The MAGA Agenda Basically Wipes Out The Savings Of The Elderly

We’ve been warning about the threat of bloodshed lately, but there’s more than just that to worry about from Trump’s desperation and MAGA world’s ire. Last week, economist Larry Summers told Ron Brownstein that “There has never been a presidential platform so self-evidently inflationary as the one put forward by President Trump. I have little doubt that with the Trump program, we will see a substantial acceleration in inflation, unless somehow we get a major recession first.” Brownstein was asserting that though voters believe Trump would handle the economy better than Biden, economists disagree, especially when it comes to inflation. And he’s not just talking about the seriously overrated Summers.

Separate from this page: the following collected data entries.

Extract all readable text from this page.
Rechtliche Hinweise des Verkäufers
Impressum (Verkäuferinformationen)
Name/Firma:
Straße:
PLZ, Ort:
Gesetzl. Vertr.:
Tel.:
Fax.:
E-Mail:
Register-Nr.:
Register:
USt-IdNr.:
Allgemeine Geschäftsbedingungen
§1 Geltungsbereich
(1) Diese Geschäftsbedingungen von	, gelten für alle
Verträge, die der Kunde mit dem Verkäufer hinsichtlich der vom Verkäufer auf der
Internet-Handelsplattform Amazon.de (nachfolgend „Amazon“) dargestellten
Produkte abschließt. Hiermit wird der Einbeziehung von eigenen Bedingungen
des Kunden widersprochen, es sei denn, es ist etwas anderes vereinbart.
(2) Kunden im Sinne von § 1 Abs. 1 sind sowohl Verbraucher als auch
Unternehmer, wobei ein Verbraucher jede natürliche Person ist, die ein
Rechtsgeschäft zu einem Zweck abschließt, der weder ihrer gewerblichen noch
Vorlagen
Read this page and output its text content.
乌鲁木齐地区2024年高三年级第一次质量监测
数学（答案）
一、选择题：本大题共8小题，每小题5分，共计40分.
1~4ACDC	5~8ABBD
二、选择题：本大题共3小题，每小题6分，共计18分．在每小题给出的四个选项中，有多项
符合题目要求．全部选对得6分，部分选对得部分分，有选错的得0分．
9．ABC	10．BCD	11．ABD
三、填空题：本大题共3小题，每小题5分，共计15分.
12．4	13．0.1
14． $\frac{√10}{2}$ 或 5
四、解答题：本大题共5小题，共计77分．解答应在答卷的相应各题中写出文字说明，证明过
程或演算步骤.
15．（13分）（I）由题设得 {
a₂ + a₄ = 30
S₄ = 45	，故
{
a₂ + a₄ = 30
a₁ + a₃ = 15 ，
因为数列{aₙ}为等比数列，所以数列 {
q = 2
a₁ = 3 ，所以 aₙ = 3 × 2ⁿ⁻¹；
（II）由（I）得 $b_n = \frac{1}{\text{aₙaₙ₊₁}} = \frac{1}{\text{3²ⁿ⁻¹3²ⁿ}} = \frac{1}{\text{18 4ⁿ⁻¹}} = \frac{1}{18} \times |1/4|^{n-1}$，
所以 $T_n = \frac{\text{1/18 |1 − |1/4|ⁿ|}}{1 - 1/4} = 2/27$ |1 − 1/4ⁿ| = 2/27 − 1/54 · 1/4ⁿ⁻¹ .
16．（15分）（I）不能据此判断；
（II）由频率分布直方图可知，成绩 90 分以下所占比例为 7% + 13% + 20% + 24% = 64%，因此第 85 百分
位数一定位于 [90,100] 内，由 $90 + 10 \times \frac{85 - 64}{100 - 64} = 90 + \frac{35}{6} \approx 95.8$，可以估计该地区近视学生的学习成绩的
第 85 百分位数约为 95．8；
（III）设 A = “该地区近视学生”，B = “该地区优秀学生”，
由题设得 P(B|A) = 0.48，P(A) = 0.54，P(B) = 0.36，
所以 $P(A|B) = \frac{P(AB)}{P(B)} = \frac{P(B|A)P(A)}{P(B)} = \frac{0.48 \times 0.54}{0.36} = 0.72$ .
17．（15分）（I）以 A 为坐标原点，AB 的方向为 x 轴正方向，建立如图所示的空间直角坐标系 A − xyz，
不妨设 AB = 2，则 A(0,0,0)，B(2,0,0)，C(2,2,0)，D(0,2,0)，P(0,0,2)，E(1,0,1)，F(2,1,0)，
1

“Trump’s greatest asset in the 2024 campaign,” wrote Brownstein, “may be the widespread belief among voters that the cost of living was more affordable when [Trump] was president and would be so again if he’s reelected to a second term. But a growing number of economists and policy analysts are warning that Trump’s second-term agenda of sweeping tariffs, mass deportation of undocumented migrants, and enormous tax cuts would accelerate, rather than alleviate, inflation… Mark Zandi, the chief economist for Moody’s Analytics, forecasts that compared with current policies, Trump’s economic plans would increase the inflation rate and force the Federal Reserve Board to raise interest rates higher than they would be otherwise. ‘If he got what he wanted,’ Zandi told me, ‘you add it all up and it feels highly inflationary to me.’”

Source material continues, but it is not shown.